Riya Ulan, a Malaysian model and content creator, discovered that one AI account had stolen her videos wholesale. Her movements, clothing, backdrop, everything. Except the avatar’s face, with its artificially darkened skin tone, was overlaid onto her body. The account amassed three million followers in weeks.
One of these stolen videos reached 35 million views on TikTok and 173 million on Instagram. That’s 47 times more engagement than Riya’s original post ever received.
“I was angry,” Riya told the BBC. “Of course my videos are all out there… It doesn’t mean that you can just take it and steal it and post it as your own.”
What makes this worse is that while the three videos matching Riya’s content were innocent, other videos on the same account using the same digitally created character showed it in revealing clothing or performing provocative actions. A chain of links from that account led straight to adult content. So Riya’s image was being weaponized to promote explicit material she had nothing to do with.
She reported the account multiple times to both platforms. Neither acted until the BBC contacted them for comment.
Why This Is Racist
Let’s be clear about what we’re actually looking at here. This isn’t just a technology problem. It’s a racism problem with a high-tech wrapping.
Angel Nulani, one of the researchers, put it bluntly: “I believe these accounts are racist because their existence perpetuates a long history of the exploitation of black people.

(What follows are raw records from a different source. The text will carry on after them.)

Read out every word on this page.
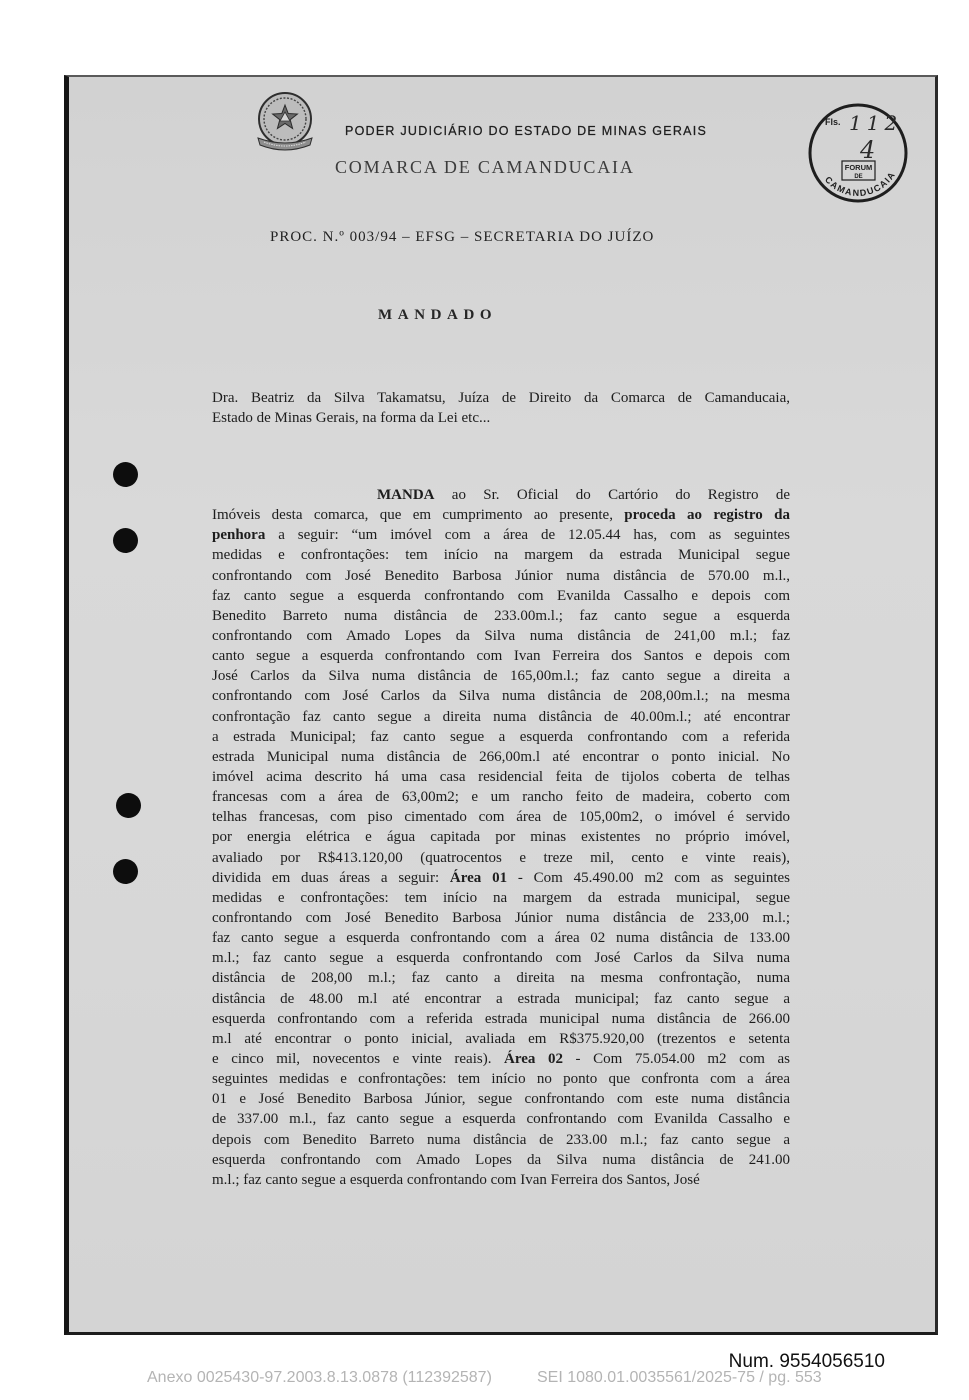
PODER JUDICIÁRIO DO ESTADO DE MINAS GERAIS
COMARCA DE CAMANDUCAIA
Fls. 112
4
FORUM
DE
CAMANDUCAIA
PROC. N.º 003/94 – EFSG – SECRETARIA DO JUÍZO
MANDADO
Dra. Beatriz da Silva Takamatsu, Juíza de Direito da Comarca de Camanducaia,
Estado de Minas Gerais, na forma da Lei etc...
MANDA ao Sr. Oficial do Cartório do Registro de
Imóveis desta comarca, que em cumprimento ao presente, proceda ao registro da
penhora a seguir: “um imóvel com a área de 12.05.44 has, com as seguintes
medidas e confrontações: tem início na margem da estrada Municipal segue
confrontando com José Benedito Barbosa Júnior numa distância de 570.00 m.l.,
faz canto segue a esquerda confrontando com Evanilda Cassalho e depois com
Benedito Barreto numa distância de 233.00m.l.; faz canto segue a esquerda
confrontando com Amado Lopes da Silva numa distância de 241,00 m.l.; faz
canto segue a esquerda confrontando com Ivan Ferreira dos Santos e depois com
José Carlos da Silva numa distância de 165,00m.l.; faz canto segue a direita a
confrontando com José Carlos da Silva numa distância de 208,00m.l.; na mesma
confrontação faz canto segue a direita numa distância de 40.00m.l.; até encontrar
a estrada Municipal; faz canto segue a esquerda confrontando com a referida
estrada Municipal numa distância de 266,00m.l até encontrar o ponto inicial. No
imóvel acima descrito há uma casa residencial feita de tijolos coberta de telhas
francesas com a área de 63,00m2; e um rancho feito de madeira, coberto com
telhas francesas, com piso cimentado com área de 105,00m2, o imóvel é servido
por energia elétrica e água capitada por minas existentes no próprio imóvel,
avaliado por R$413.120,00 (quatrocentos e treze mil, cento e vinte reais),
dividida em duas áreas a seguir: Área 01 - Com 45.490.00 m2 com as seguintes
medidas e confrontações: tem início na margem da estrada municipal, segue
confrontando com José Benedito Barbosa Júnior numa distância de 233,00 m.l.;
faz canto segue a esquerda confrontando com a área 02 numa distância de 133.00
m.l.; faz canto segue a esquerda confrontando com José Carlos da Silva numa
distância de 208,00 m.l.; faz canto a direita na mesma confrontação, numa
distância de 48.00 m.l até encontrar a estrada municipal; faz canto segue a
esquerda confrontando com a referida estrada municipal numa distância de 266.00
m.l até encontrar o ponto inicial, avaliada em R$375.920,00 (trezentos e setenta
e cinco mil, novecentos e vinte reais). Área 02 - Com 75.054.00 m2 com as
seguintes medidas e confrontações: tem início no ponto que confronta com a área
01 e José Benedito Barbosa Júnior, segue confrontando com este numa distância
de 337.00 m.l., faz canto segue a esquerda confrontando com Evanilda Cassalho e
depois com Benedito Barreto numa distância de 233.00 m.l.; faz canto segue a
esquerda confrontando com Amado Lopes da Silva numa distância de 241.00
m.l.; faz canto segue a esquerda confrontando com Ivan Ferreira dos Santos, José
Num. 9554056510
Anexo 0025430-97.2003.8.13.0878 (112392587)	SEI 1080.01.0035561/2025-75 / pg. 553
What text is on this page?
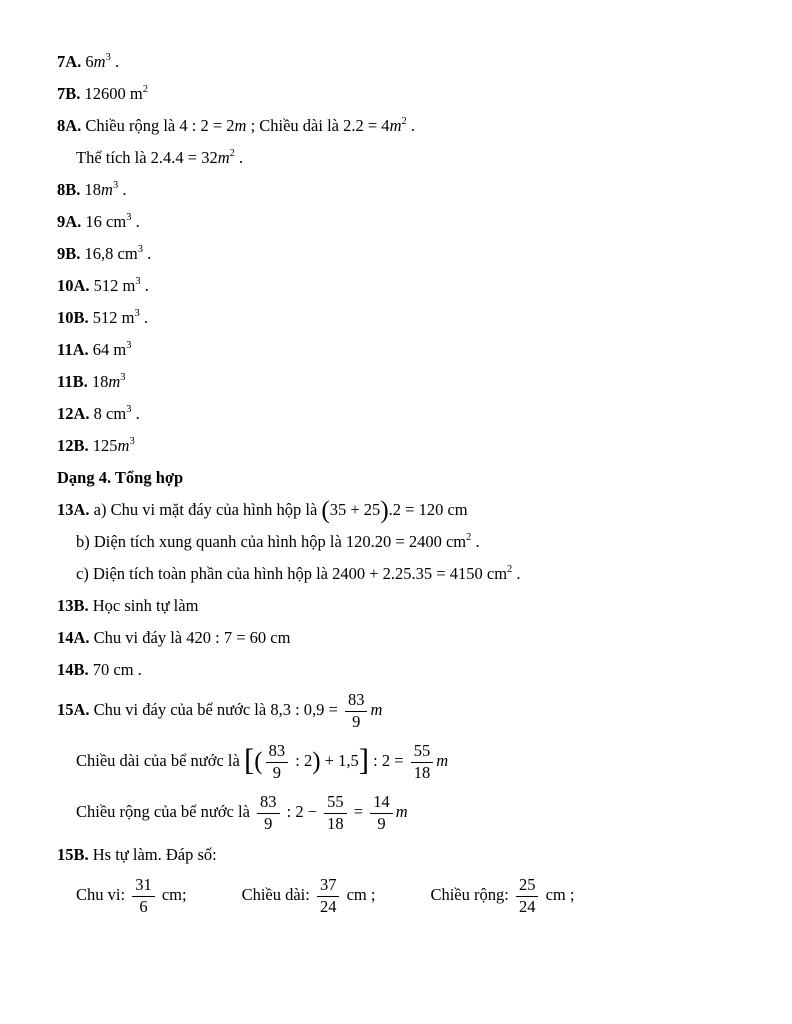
7A. $6m^3$ .
7B. 12600 $m^2$
8A. Chiều rộng là 4 : 2 = 2m ; Chiều dài là $2.2 = 4m^2$ .
Thể tích là $2.4.4 = 32m^2$ .
8B. $18m^3$ .
9A. 16 $cm^3$ .
9B. 16,8 $cm^3$ .
10A. 512 $m^3$ .
10B. 512 $m^3$ .
11A. 64 $m^3$
11B. $18m^3$
12A. 8 $cm^3$ .
12B. $125m^3$
Dạng 4. Tổng hợp
13A. a) Chu vi mặt đáy của hình hộp là (35 + 25).2 = 120 cm
b) Diện tích xung quanh của hình hộp là 120.20 = 2400 $cm^2$ .
c) Diện tích toàn phần của hình hộp là 2400 + 2.25.35 = 4150 $cm^2$ .
13B. Học sinh tự làm
14A. Chu vi đáy là 420 : 7 = 60 cm
14B. 70 cm .
15A. Chu vi đáy của bể nước là 8,3 : $0,9 = \frac{83}{9}$ m
Chiều dài của bể nước là [( $\frac{83}{9}$ : 2) + 1,5] : $2 = \frac{55}{18}$ m
Chiều rộng của bể nước là $\frac{83}{9}$ : $2 - \frac{55}{18} = \frac{14}{9}$ m
15B. Hs tự làm. Đáp số:
Chu vi: $\frac{31}{6}$ cm;	Chiều dài: $\frac{37}{24}$ cm ;	Chiều rộng: $\frac{25}{24}$ cm ;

Their use of caricatures, race-play terminology and unrealistic depictions of black women prove they’re not concerned with our safety or wellbeing, but our ability to be capitalised as part of the online porn machine.”
AI has given fetishization a new tool. Jeremy Carrasco, who critiques AI trends, notes that “the new thing is the quantity of shameless, racist depictions of extremely black people.” AI makes it easier to manipulate skin tones in ways that look unnatural, to remove undertones, to create effects that would have required animation or skin painting before.
There’s also no social consequence for an avatar. “There’s no shame… that’s something AI uniquely exploits,” Carrasco explains.
Houda Fonone, a Moroccan model and advocate for authentic representations of Black women, framed it as “erasure.” The trend perpetuates a specific aesthetic: silky hair, impossibly thin bodies, flawless skin. “It’s as if black beauty can only be accepted when ‘refined,’” she said. Real stories and real experiences get replaced by artificial images designed to appeal to racist fetishes.
Platform Response and Ongoing Gaps
TikTok moved relatively quickly after BBC inquiries, banning 20 accounts within days. A spokesperson stated the company has “zero tolerance for content which promotes off-platform sexual services” and prohibits AI-generated content of individuals used without permission.
But here’s the thing: TikTok also said it “removed content and banned accounts which breach our rules.” Past tense. As if the problem is solved now. Nine Instagram accounts have disappeared, but Meta’s response was vague. The company said it was “investigating” and that it wants users to know when content is AI-generated, but offered no details about what it actually found or what it plans to do beyond that.
Neither platform explained why Riya’s multiple initial reports went ignored.
The Broader Picture
This situation reveals how business incentives on social media platforms create environments where exploitation thrives. Engagement metrics reward controversial content. Moderation happens only when journalists shine a light on the problem. Platforms respond reactively, not proactively.
Users are getting better at spotting obvious fakes, but AI is making deception increasingly sophisticated. The line between real and artificial blurs by the week. As Riya pointed out, “people keep on falling for these AI models.” And why shouldn’t they? When platforms fail to label content properly and accounts actively deny using AI, trusting your eyes becomes a losing game.
The real question isn’t whether TikTok will ban more accounts or whether Meta will investigate harder. It’s whether these platforms will ever take responsibility for the ecosystems they’ve created, or if they’ll continue treating racism and exploitation as edge cases rather than structural features of how their algorithms work.